Don’t Be Exposed In *PUBLIC!

Don’t Be Exposed In *PUBLIC!

Posted on June 27, 2016

Security typically operates so that users who are not granted authority have no authority. IBM i security, however, has a unique concept known as *PUBLIC. This is a default authority that is assigned to a user that has no specific authority of their own, and it often leads to unexpected access to objects. It’s critical that this authority be clearly understood to ensure that the environment is well-secured.

Many people shy away from implementing an object-level security model due to the confusion that occurs when a user is “mysteriously” denied access to an object. In reality, the operating system determines authority using a decision flowchart. Assuming that the user does not have *ALLOBJ special authority, then the checking progresses in search of any specific (private) authority—either authorizing or preventing access if such authority is found. If no specific authority exists for a user the operating system checks the user’s group profiles for *ALLOBJ and private authority.
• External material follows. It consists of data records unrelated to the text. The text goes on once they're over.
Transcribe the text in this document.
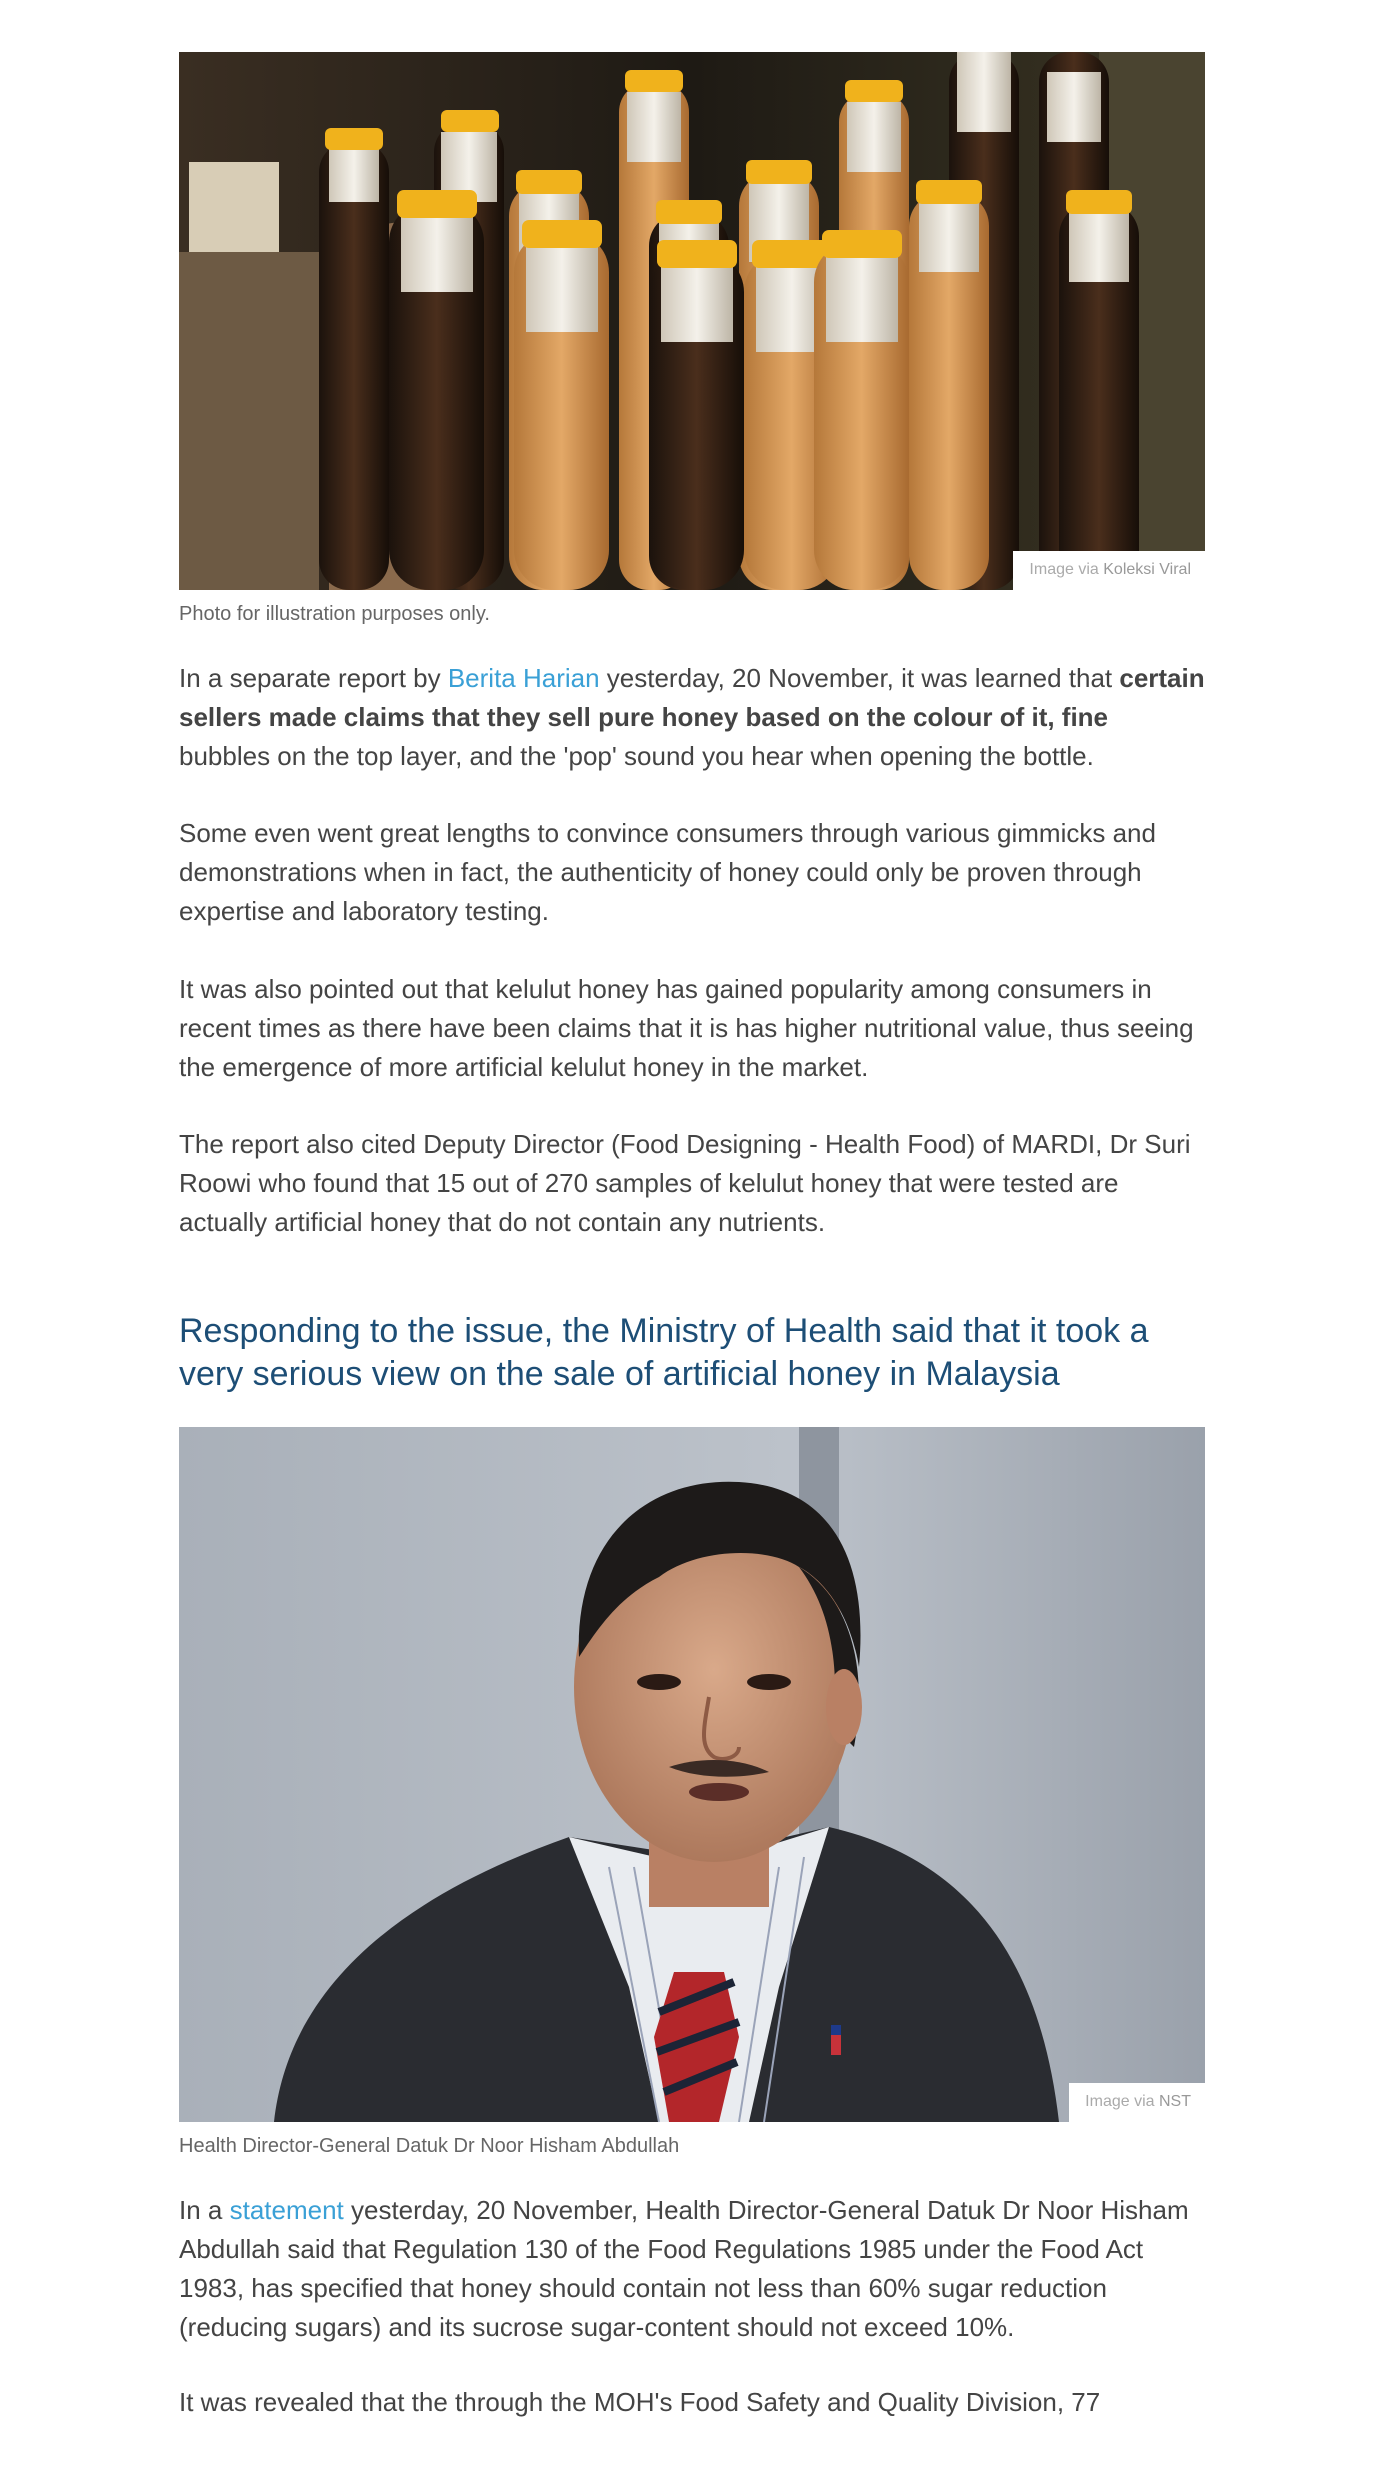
Image via Koleksi Viral
Photo for illustration purposes only.

In a separate report by Berita Harian yesterday, 20 November, it was learned that certain sellers made claims that they sell pure honey based on the colour of it, fine bubbles on the top layer, and the 'pop' sound you hear when opening the bottle.

Some even went great lengths to convince consumers through various gimmicks and demonstrations when in fact, the authenticity of honey could only be proven through expertise and laboratory testing.

It was also pointed out that kelulut honey has gained popularity among consumers in recent times as there have been claims that it is has higher nutritional value, thus seeing the emergence of more artificial kelulut honey in the market.

The report also cited Deputy Director (Food Designing - Health Food) of MARDI, Dr Suri Roowi who found that 15 out of 270 samples of kelulut honey that were tested are actually artificial honey that do not contain any nutrients.

Responding to the issue, the Ministry of Health said that it took a very serious view on the sale of artificial honey in Malaysia
Image via NST
Health Director-General Datuk Dr Noor Hisham Abdullah

In a statement yesterday, 20 November, Health Director-General Datuk Dr Noor Hisham Abdullah said that Regulation 130 of the Food Regulations 1985 under the Food Act 1983, has specified that honey should contain not less than 60% sugar reduction (reducing sugars) and its sucrose sugar-content should not exceed 10%.

It was revealed that the through the MOH's Food Safety and Quality Division, 77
If none of these are satisfied then the public authority is used.

I would recommend downloading the IBM i Security Reference Manual for more information regarding the decision flowchart, or send me an e-mail and I’ll send you a one-page .pdf version of it. While a good understanding of the entire flowchart is important, today’s focus is on the final allocation of *PUBLIC authority in a native (Qsys.lib) environment, and where that authority comes from.

Public authority is assigned every time a new object is created. Create commands have an authority (AUT) parameter which designates the authority that *PUBLIC will be given. Four standard authority templates are available: *EXCLUDE, *USE, *CHANGE, or *ALL, plus a special value of *LIBCRTAUT. An example can be seen in the screen shot below:


Figure 1: Public authority example as seen on the Create Physical File (CRTPF) command

Granting *EXCLUDE authority might seem counter-intuitive, but it’s often necessary to facilitate a user or group being controlled more tightly than *PUBLIC. However, best practices mandate that a deny-by-default model be adopted, which entails *PUBLIC having the least privileges. Only users with a demonstrated business requirement to access objects should be granted permission.
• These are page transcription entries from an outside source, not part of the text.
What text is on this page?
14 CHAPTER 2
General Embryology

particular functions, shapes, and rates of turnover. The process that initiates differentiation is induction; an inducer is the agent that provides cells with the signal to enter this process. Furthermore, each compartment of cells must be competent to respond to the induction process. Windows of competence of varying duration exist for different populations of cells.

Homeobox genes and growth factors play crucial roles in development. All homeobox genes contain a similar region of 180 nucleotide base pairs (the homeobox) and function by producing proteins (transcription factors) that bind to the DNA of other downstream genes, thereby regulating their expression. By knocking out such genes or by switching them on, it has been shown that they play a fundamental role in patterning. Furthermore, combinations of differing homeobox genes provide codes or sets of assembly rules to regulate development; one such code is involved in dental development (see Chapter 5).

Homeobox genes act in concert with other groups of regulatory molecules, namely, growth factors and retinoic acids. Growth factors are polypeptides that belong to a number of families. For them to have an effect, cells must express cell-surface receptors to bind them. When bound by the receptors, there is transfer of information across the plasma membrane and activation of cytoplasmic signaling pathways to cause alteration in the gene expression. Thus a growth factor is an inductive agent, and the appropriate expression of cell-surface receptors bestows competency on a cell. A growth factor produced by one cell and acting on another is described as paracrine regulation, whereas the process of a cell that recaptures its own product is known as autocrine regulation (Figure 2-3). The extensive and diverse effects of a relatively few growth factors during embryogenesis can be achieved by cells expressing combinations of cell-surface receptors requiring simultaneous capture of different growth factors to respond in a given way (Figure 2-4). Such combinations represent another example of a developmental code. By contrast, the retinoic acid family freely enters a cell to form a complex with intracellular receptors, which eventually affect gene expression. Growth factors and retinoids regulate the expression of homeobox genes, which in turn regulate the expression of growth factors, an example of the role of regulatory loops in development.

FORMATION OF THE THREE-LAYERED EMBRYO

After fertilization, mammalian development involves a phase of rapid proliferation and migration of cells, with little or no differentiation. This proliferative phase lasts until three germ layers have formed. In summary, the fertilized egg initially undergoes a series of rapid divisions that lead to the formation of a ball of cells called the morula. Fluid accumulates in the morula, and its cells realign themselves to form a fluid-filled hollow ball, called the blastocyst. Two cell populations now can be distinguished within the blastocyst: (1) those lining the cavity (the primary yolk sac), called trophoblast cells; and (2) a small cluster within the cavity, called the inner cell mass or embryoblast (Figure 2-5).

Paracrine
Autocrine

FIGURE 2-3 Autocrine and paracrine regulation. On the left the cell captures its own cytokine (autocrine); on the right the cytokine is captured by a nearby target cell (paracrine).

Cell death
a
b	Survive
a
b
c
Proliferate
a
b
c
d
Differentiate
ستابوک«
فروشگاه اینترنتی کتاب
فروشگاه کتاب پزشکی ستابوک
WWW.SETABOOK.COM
The create commands default to a special value of *LIBCRTAUT which instructs IBM i to defer to an authority attribute on the library where the object is being created. The library’s authority (AUT) parameter permits designation of the same four authority templates as the create commands. A special value of *SYSVAL instructs IBM i to defer again; this time to the QCRTAUT system value. An example of this library attribute is shown in the screen shot below:


Figure 2: New object authority value attribute on a library

The system value is the final referral point and permits the administrator to specify one of the four authority templates. The main controversy with *PUBLIC authority comes from the fact that IBM ships the QCRTAUT system value with a value of *CHANGE. This is sufficient to invoke a program and to read, update, and delete data in a file.
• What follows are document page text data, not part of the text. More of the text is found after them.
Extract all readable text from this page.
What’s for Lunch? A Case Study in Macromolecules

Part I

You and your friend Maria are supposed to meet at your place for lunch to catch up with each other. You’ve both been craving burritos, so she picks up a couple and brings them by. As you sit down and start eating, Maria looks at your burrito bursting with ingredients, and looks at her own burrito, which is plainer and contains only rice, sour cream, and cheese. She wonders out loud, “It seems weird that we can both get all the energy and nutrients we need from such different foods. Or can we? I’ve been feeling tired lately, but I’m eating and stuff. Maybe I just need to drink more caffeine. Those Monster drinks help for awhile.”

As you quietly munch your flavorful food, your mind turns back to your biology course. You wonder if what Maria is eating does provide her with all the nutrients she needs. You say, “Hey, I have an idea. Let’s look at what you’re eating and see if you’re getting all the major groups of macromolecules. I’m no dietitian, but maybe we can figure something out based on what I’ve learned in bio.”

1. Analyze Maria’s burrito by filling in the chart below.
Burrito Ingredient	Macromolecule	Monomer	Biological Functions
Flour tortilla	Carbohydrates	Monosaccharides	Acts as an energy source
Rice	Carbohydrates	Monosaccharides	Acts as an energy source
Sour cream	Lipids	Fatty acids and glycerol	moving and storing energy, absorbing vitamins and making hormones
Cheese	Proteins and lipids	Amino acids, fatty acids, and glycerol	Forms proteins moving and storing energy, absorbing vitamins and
I recommend that the create commands remain at their default value of *LIBCRTAUT to defer the decision to the library. Then, rather than deferring to the system value, each library should be given the appropriate authority that will be granted to any new objects. This permits each library to maintain its setting appropriate to the type of objects and application that it contains. While auditors may still focus their attention on the QRTAUT system value, this will only be pertinent to libraries that do not have their own specific authority value.

If every new hire in a corporate environment was handed a key to the human resources filing cabinets, we would all remark what a ridiculous scenario it was. But, when a new user is given credentials to a server that has open *PUBLIC authority, we are basically doing that very thing. Objects should be created with very limited—if any—public authority, and then access should be granted privately to the appropriate users or group profiles.

Permissive public authority can expose data to users with access to network-initiated interfaces, such as FTP and ODBC, as well as users with command line access and the ability to use powerful utilities such as SQL and DFU. As previously mentioned, public authority should be very tightly controlled and authorized users granted the necessary permission. Establishing the correct level of public authority now can prevent data breaches later.